Chîwer, contraint et forcé, appelle à nouveau Chîrkouh et Saladin àla rescousse. Mais la confiance n'est plus. Le 18 janvier 1169, tandis qu'il chevauche à côté de Saladin, celui-ci, brusquement, le désarçonne, le met aux arrêts et quelques heures après, le fait décapiter.

Chîrkouh lui succède comme vizir et àsa mort, deux mois plus tard, le 23 mars 1169, c'est Saladin qui le remplace. Son heure est désormais arrivée.

Le triomphe de Saladin


Très vite, Saladin impose son autorité en Égypte et refuse d'en référer à Nour el-Dîn qui le conjure de rentrer.

En désespoir de cause, le vieil atâbeg exige de son général qu'il ordonne de lancer l'appel à la prière dans les mosquées du Caire au nom du calife sunnite de Bagdad et non du fatimide d'Égypte, de confession shi'ite.

Saladin, qui craint une révolte populaire, s'y résout après de longues tergiversations, et comme le calife du Caire se meurt, il en profite pour abolir le califat fatimide et rétablir l'unité religieuse des musulmans sunnites autour du califat de Bagdad.

Le nouveau sultan d'Égypte envoie l'un de ses frères s'emparer du Yémen, à la pointe de la péninsule arabe, pour s'y replier dans l'éventualité d'un retournement du destin.

Mais celui-ci lui restera favorable. Nour el-Dîn s'apprête à marcher contre son ancien lieutenant mais il tombe malade et meurt à Damas le 15 mai 1174, ne laissant qu'un enfant pour successeur.

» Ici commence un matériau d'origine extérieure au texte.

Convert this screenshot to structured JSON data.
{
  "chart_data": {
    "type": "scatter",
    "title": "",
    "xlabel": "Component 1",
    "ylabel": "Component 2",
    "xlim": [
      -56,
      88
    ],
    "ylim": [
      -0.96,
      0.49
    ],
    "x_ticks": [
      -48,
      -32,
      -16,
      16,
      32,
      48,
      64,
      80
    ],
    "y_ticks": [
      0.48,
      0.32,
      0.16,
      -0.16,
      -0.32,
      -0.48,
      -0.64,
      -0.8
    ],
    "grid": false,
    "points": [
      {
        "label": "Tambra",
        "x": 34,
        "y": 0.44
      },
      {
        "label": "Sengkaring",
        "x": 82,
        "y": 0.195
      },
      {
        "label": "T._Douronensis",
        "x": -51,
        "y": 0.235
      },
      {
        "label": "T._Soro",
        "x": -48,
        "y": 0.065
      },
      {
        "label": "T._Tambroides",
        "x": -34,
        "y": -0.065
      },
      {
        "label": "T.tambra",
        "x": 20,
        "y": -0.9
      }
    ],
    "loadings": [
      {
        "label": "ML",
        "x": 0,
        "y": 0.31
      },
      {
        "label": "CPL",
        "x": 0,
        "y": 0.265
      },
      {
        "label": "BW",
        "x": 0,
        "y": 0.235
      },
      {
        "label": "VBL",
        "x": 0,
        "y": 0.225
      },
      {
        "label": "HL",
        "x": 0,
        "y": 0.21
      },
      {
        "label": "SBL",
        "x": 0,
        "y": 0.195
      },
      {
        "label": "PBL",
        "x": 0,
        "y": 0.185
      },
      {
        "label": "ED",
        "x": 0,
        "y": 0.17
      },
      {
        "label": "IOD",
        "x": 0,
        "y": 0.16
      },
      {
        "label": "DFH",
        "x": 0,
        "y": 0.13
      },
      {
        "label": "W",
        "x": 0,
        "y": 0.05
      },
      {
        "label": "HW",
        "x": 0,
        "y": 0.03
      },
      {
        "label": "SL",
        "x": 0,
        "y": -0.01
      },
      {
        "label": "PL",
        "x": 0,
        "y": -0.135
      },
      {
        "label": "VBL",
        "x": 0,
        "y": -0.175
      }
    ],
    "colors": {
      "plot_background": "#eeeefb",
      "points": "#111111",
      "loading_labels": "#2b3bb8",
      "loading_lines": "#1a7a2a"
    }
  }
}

Là-dessus, le 11 juillet de la même année, le roi Amaury 1er meurt du typhus à Jérusalem. À ce vigoureux souverain, qui aurait pu contrarier les projets de l'ambitieux Saladin, succède un enfant de 13 ans, Baudouin IV, courageux jusqu'à l'héroïsme mais atteint d'une terrible maladie qui l'emportera à 24 ans: la lèpre!

Saladin peut ainsi conquérir la Syrie et soumettre les principautés turques de Mésopotamie (l'Irak actuel).

Ses domaines encerclent désormais les États francs de Palestine fondés par les croisés 75 ans auparavant.

L'heure de la revanche va sonner pour les musulmans.

Les croisés subissent une tragique défaite à Hattîn, face à Saladin. Ils appellent à la rescousse une nouvelle Croisade (la troisième).

Conduite par Richard Cœur de Lion, celle-ci arrivera trop tard pour empêcher le siège de Jérusalem et la chute de la Ville Sainte.

C'en sera fini de la domination des croisés en Terre Sainte.